Quant aux processus décisionnels liés à la prise en charge de l'hépatite C dans les prisons du Québec, ils se sont avérés être hiérarchiques et complexes. Par exemple, les documents de lignes directrices provinciales relatives aux soins des infections transmissibles sexuellement par le sang (ITSS) sont adaptés et opérationnalisés par chaque autorité régionale de la santé, ce qui entraîne un accès différentiel aux infirmières en ITSS et des variations dans le déploiement du dépistage des ITSS (y compris le dépistage de l'hépatite C) dans les prisons provinciales.

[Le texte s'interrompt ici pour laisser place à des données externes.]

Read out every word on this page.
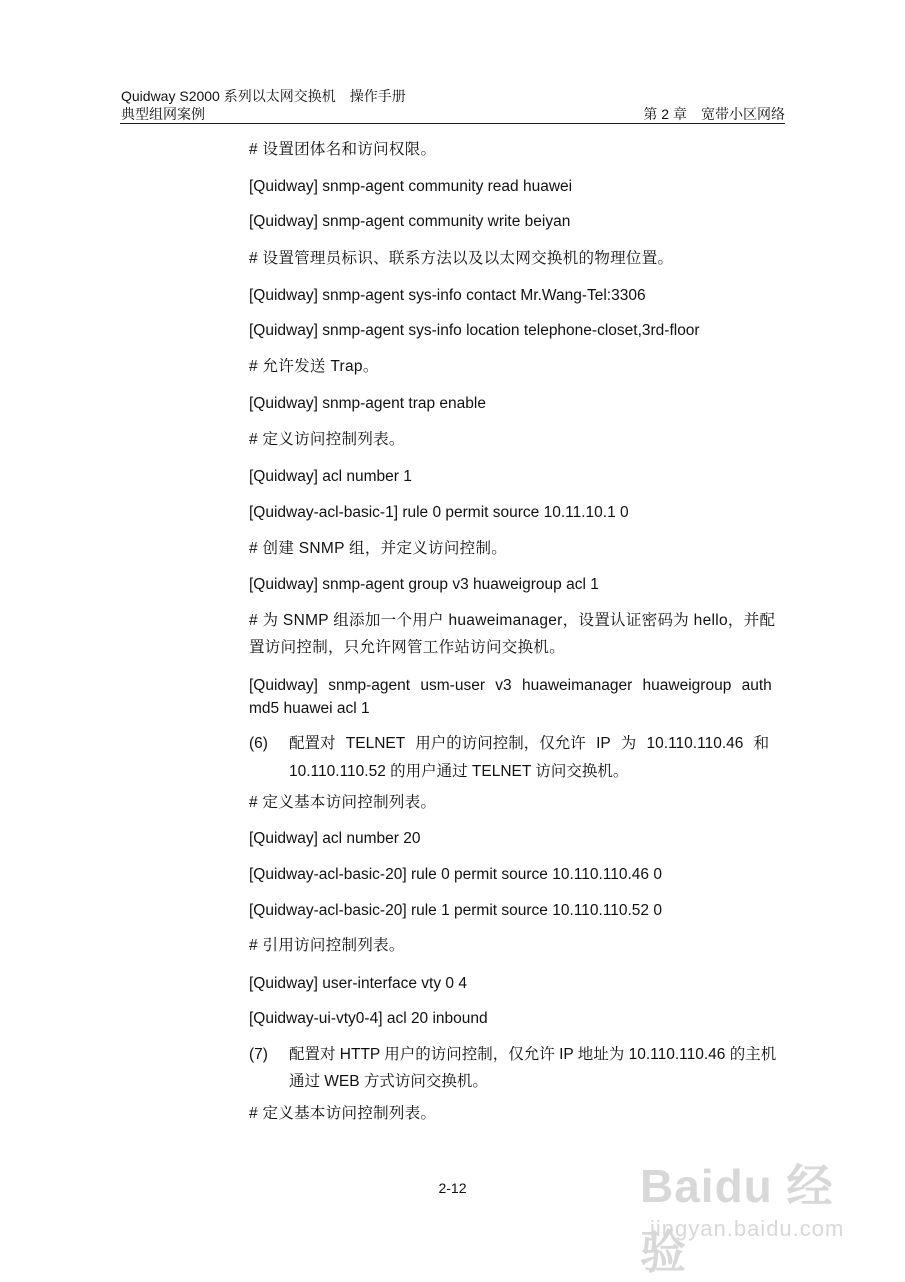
Quidway S2000 系列以太网交换机　操作手册
典型组网案例	第 2 章　宽带小区网络
# 设置团体名和访问权限。
[Quidway] snmp-agent community read huawei
[Quidway] snmp-agent community write beiyan
# 设置管理员标识、联系方法以及以太网交换机的物理位置。
[Quidway] snmp-agent sys-info contact Mr.Wang-Tel:3306
[Quidway] snmp-agent sys-info location telephone-closet,3rd-floor
# 允许发送 Trap。
[Quidway] snmp-agent trap enable
# 定义访问控制列表。
[Quidway] acl number 1
[Quidway-acl-basic-1] rule 0 permit source 10.11.10.1 0
# 创建 SNMP 组，并定义访问控制。
[Quidway] snmp-agent group v3 huaweigroup acl 1
# 为 SNMP 组添加一个用户 huaweimanager，设置认证密码为 hello，并配
置访问控制，只允许网管工作站访问交换机。
[Quidway] snmp-agent usm-user v3 huaweimanager huaweigroup auth
md5 huawei acl 1
(6) 配置对 TELNET 用户的访问控制，仅允许 IP 为 10.110.110.46 和
10.110.110.52 的用户通过 TELNET 访问交换机。
# 定义基本访问控制列表。
[Quidway] acl number 20
[Quidway-acl-basic-20] rule 0 permit source 10.110.110.46 0
[Quidway-acl-basic-20] rule 1 permit source 10.110.110.52 0
# 引用访问控制列表。
[Quidway] user-interface vty 0 4
[Quidway-ui-vty0-4] acl 20 inbound
(7) 配置对 HTTP 用户的访问控制，仅允许 IP 地址为 10.110.110.46 的主机
通过 WEB 方式访问交换机。
# 定义基本访问控制列表。
2-12	Baidu 经验
jingyan.baidu.com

Cette étude a identifié des thèmes transversaux et des problèmes systémiques liés à la mise en œuvre du dépistage avec option de refus de l'hépatite C dans les prisons provinciales du Québec. Les auteurs ont souligné l'importance de tenir compte de l'engagement des parties prenantes, y compris les personnes ayant une expérience vécue de l'incarcération, dans la mise en œuvre du dépistage avec option de refus de l'hépatite C. Cette étude a identifié plusieurs facteurs politiques, structurels et organisationnels à traiter qui devront être priorisés par toutes les parties prenantes impliquées à l'avenir.

Lien vers l'article (en anglais):

Identifying barriers and enablers to opt-out hepatitis C virus screening in provincial prisons in Quebec, Canada: A multilevel, multi-theory informed qualitative study with correctional and healthcare professional stakeholders. Ana Saavedra Ruiz, Guillaume Fontaine, Andrea M. Patey, Jeremy M. Grimshaw, Justin Presseau, Joseph Cox, Camille Dussault, Nadine Kronfli. International Journal of Drug Policy, Volume 109, 2022, 103837, ISSN 0955-3959.